Natalie Sambhi is a Research Fellow at the Perth USAsia Centre where she focuses on Indonesian foreign and defense policy. She is also host of Sea Control: Asia Pacific, a podcast series by the Center for International Maritime Security (CIMSEC).


Love the photo. Where did it come from?
One wonders if the Indonesians would have expeditiously sunk the fisher if they had knowledge of the Chinese military presence nearby?
A confrontation avoided, a saving of face, and sovereignty reinforced.
Perhaps the US point of inflection here could have been as simple as intellegence sharing?

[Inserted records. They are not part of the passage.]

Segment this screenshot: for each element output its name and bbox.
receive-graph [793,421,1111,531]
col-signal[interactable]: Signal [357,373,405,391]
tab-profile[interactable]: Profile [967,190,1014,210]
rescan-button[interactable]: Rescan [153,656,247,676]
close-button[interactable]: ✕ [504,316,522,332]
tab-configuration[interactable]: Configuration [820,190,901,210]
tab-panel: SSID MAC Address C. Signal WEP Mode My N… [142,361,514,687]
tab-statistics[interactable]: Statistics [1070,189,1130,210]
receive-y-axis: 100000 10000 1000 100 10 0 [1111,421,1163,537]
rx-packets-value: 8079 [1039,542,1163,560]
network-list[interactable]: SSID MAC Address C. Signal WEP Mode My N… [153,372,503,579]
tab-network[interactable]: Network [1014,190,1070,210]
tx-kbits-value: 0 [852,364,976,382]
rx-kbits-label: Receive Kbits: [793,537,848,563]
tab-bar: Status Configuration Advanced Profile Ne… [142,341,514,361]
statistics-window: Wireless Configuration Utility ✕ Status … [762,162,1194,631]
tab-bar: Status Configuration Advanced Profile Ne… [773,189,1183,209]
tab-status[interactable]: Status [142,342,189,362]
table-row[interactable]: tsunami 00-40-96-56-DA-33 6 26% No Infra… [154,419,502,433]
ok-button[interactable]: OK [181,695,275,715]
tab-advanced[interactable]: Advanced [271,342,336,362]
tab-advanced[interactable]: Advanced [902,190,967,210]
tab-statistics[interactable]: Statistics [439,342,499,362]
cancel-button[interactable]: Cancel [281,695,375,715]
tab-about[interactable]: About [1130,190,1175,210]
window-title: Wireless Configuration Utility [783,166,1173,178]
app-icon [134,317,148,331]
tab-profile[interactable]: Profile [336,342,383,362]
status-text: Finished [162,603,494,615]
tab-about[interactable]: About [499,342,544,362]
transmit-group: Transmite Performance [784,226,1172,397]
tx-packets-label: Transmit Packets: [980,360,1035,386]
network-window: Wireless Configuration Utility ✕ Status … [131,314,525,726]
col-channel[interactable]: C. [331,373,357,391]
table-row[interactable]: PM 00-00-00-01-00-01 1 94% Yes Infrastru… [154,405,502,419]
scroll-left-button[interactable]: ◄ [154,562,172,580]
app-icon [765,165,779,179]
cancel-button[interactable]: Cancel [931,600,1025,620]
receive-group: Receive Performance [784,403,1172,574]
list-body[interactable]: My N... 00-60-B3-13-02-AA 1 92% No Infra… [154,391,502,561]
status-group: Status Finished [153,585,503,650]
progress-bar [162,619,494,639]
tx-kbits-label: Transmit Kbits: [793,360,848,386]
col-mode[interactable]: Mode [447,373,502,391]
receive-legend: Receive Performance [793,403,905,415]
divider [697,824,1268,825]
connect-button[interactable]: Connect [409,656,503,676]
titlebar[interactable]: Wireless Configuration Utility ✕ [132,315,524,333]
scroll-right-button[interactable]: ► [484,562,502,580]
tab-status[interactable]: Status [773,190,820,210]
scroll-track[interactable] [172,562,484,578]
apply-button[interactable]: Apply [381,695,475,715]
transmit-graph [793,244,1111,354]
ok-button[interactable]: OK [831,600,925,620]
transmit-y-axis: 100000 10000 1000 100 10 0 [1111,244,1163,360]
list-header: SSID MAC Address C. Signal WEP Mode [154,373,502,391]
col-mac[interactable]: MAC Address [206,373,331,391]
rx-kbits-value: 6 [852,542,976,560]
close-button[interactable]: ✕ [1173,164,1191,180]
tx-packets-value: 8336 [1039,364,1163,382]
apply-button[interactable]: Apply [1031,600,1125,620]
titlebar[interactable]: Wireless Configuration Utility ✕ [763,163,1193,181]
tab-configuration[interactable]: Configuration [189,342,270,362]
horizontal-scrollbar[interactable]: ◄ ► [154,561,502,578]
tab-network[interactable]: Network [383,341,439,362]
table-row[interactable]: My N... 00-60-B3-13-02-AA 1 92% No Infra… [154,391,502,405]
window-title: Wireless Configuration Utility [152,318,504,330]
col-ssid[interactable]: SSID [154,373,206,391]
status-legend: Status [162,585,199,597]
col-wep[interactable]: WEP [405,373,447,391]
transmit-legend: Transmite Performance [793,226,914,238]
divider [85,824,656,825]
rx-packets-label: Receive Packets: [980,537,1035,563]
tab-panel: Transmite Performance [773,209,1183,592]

More support could be offered by renovating some mothballed smaller ships from the Sacramento River as cutters under an Asian Lend-lease?
Unaddressed in the region is how the US intends to enforce fishing limits in our newly declared Pacific preserves and protected areas. Traditionally a role I believe given to the Coast Guard, they are under-resourced for many responsibilities currently assigned and have no resources available to patrol the vast areas outlined.
While the Navy airwing can add these regions to their overflights improving intelligence, enforcement requires boots on decks we do not have at this time.
While fish are not a high American priority, China has proven sensitive to “non-optional social convention” arguments in the past. Perhaps a casual partnership of enforcing fishing rights using Pacific bordering countries such as Chile, Peru, Columbia, Malaysia, Indonesia, Australia and the US would provide a non-traditional basis for closer monitoring and enforcement of Pacific agreements and territorial rights?
This could be loosely organized similar to our partnerships on drug enforcement and provide a framework for cooperation and intelligence sharing while adding voices to future complaints concerning enforcement. Given recent events Argentina may want to join despite their lack of a Pacific beach.